David Gandy’s tailor-made Jaguar XK120 offers an impressive mix of classic and contemporary

Having already driven one on the open road at the motorsport endurance race Mille Miglia in 2013 and 2014, David Gandy’s desire to own a classic Jaguar XK120 of his own led to the British male model approaching the experts at Jaguar Classic to see what he could do. Presenting a brief to have the vehicle both road and race ready (for events such as the Jaguar Classic Challenge), Gandy worked closely and collaboratively with the team at Jaguar’s Classic Works facility in Warwickshire, spending the last 11 months refining the car of his dreams.

For starters, the dedicated Jaguar team managed to track down a suitable 1954 base car in California, in an effort to retain as much of the original, classic appeal as possible, before getting to work on the technical elements. Achieving the racing brief by enhancing the six-cylinder unit from the original 180bhp output to 225bhp, Jaguar used steel bracing for the core plugs to keep everything in place during high-performance driving, while fitting the all-new exhaust system with dual pipes instead of the usual one.

The car’s gearbox is, of course, catered to racing, with faster-shifting capabilities, and brakes that have been uprated — disc brakes with four-pot callipers in the front and original refurbished drum brakes in the rear. Able to be fine-tuned for specific events, the suspension features fully adjustable dampers, too.

The design phase is where Gandy stepped in, working with the team every step of the way. Finished in 13 litres and four coats of paint, the car’s exterior is rendered in solid black and has had a number of sleek features added, including a racing-inspired flip-top fuel cap. The interior, just as unique, is finished in an Aged Saddle tan leather and, in keeping with the retro aesthetic, the seats feature a bespoke lattice design with aluminium seatbacks.

In order to increase the comfortability of the compact automobile for the 6ft 2 Gandy, Jaguar made a couple of adjustments. The battery, which there would usually be two of, both situated behind the driver’s seat, was instead compacted into one unit and placed behind the passenger’s seat while the steering wheel was fashioned to be smaller than normal.

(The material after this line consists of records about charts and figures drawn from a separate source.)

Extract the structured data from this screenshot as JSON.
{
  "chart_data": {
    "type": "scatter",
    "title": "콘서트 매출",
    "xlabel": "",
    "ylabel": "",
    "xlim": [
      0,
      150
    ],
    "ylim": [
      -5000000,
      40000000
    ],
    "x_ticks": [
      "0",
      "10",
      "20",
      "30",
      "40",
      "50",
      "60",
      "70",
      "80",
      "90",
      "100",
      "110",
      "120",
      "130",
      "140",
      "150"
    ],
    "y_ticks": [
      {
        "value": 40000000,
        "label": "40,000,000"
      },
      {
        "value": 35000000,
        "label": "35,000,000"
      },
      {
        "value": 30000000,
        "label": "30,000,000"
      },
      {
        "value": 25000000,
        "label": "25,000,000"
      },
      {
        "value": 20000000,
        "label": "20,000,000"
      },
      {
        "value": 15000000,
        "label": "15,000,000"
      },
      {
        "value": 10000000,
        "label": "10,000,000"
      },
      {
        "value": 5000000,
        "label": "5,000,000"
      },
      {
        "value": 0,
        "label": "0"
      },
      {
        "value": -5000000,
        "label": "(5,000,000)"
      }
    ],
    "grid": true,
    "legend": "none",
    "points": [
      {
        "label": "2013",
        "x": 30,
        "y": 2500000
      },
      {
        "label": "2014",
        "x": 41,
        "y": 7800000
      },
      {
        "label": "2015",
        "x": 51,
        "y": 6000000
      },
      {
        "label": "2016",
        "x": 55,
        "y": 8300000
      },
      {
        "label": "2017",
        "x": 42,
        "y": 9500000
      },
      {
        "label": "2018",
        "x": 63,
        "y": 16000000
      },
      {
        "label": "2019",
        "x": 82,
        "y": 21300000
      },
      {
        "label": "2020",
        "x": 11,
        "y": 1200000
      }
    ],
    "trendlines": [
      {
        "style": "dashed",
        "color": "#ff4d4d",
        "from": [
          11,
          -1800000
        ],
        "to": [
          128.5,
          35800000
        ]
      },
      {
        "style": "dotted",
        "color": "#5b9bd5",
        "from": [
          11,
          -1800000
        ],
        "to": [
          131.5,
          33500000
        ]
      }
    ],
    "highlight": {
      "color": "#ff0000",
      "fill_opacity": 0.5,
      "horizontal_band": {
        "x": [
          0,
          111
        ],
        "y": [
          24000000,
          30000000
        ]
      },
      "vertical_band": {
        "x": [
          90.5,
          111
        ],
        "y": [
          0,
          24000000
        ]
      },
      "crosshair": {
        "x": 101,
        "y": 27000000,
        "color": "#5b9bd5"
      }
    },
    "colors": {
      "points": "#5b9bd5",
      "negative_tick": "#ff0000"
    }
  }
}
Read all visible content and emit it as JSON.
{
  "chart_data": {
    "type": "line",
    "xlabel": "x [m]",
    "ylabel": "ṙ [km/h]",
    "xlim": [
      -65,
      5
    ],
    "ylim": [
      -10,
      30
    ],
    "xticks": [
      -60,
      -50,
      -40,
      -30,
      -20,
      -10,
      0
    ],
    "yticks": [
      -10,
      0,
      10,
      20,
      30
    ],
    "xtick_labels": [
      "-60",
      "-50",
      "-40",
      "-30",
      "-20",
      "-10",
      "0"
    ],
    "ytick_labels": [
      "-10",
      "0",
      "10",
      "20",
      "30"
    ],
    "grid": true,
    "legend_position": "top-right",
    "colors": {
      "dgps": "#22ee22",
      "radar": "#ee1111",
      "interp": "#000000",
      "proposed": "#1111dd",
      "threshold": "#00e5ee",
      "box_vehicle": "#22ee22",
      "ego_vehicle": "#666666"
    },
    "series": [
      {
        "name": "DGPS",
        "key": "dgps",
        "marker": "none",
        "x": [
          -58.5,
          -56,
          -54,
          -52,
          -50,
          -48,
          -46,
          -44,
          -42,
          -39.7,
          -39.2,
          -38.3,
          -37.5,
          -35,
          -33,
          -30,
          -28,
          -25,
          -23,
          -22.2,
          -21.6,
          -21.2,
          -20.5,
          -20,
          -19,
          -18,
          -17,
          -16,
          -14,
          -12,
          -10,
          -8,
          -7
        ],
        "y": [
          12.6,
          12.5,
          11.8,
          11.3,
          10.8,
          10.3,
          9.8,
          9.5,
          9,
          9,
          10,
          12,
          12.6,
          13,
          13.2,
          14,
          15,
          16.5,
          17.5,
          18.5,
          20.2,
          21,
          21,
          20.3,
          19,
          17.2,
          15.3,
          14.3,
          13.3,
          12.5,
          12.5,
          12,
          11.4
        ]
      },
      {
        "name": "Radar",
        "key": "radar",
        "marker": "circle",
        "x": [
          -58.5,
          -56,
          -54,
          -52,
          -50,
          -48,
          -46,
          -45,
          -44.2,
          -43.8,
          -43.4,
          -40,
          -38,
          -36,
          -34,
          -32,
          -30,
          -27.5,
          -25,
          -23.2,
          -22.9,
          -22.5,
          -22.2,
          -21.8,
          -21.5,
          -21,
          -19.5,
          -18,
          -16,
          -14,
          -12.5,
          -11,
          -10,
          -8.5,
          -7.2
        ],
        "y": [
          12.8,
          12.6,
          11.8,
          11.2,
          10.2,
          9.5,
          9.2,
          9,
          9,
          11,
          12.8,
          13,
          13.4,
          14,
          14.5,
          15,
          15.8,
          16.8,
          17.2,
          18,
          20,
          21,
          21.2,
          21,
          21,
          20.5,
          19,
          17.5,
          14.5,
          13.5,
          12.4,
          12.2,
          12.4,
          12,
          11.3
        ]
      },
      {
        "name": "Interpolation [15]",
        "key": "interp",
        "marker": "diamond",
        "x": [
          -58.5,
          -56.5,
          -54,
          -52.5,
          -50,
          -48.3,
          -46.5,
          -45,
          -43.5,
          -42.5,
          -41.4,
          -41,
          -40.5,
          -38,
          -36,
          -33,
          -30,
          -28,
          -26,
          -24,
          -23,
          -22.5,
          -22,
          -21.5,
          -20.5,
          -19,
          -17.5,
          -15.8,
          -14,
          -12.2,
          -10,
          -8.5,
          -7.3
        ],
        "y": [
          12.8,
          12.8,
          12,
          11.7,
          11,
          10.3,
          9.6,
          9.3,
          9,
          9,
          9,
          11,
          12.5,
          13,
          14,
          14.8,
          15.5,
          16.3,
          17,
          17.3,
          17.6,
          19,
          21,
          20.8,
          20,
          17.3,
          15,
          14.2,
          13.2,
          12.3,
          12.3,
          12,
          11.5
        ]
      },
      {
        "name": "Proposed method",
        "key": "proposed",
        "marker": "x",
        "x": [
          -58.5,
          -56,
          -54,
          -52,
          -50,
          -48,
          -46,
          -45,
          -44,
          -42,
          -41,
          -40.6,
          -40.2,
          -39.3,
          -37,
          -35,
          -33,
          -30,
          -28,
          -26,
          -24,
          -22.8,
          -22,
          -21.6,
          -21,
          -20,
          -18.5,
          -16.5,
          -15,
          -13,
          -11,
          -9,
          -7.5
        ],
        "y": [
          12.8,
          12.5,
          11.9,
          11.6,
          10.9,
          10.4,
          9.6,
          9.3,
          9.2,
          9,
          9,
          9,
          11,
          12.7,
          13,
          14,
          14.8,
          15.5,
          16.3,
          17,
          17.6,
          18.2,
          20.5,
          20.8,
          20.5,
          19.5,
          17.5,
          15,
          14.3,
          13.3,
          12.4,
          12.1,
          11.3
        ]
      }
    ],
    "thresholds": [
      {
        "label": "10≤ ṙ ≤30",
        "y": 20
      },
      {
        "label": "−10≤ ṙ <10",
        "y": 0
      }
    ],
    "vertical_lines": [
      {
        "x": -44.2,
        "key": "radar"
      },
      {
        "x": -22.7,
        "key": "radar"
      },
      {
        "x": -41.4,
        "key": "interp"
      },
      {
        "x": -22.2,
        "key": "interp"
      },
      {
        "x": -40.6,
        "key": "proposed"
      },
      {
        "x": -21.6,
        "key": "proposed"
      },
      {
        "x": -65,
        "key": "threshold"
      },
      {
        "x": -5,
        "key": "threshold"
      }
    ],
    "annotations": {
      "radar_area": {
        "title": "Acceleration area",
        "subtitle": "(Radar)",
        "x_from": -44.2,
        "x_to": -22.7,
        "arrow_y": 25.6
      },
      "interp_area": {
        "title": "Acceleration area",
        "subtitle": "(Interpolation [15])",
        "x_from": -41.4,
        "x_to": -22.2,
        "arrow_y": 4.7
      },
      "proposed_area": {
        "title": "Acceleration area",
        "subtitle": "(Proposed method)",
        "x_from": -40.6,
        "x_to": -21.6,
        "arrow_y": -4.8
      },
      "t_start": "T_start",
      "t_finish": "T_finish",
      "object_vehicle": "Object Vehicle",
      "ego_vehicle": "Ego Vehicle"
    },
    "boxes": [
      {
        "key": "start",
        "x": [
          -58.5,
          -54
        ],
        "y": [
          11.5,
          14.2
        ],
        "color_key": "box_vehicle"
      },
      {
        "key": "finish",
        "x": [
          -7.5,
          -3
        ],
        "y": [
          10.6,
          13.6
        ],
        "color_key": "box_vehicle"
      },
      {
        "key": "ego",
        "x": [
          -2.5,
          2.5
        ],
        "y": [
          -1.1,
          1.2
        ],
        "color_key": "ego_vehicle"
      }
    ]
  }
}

“…The team at Jaguar Classic have done such a remarkable job engineering this car and executing everything that I asked for,” says Gandy, “it was amazing to have such an in-depth involvement in its creation.” The process of developing this incredible car showcases the expertise, superior skill and craftsmanship that Jaguar offers all of its customers. Head of Jaguar Classic Calum McKechnie explains, “…not only were we able to bring this iconic sports car back to life mechanically but the attention to detail and the bespoke design of the interior sets David’s car apart.”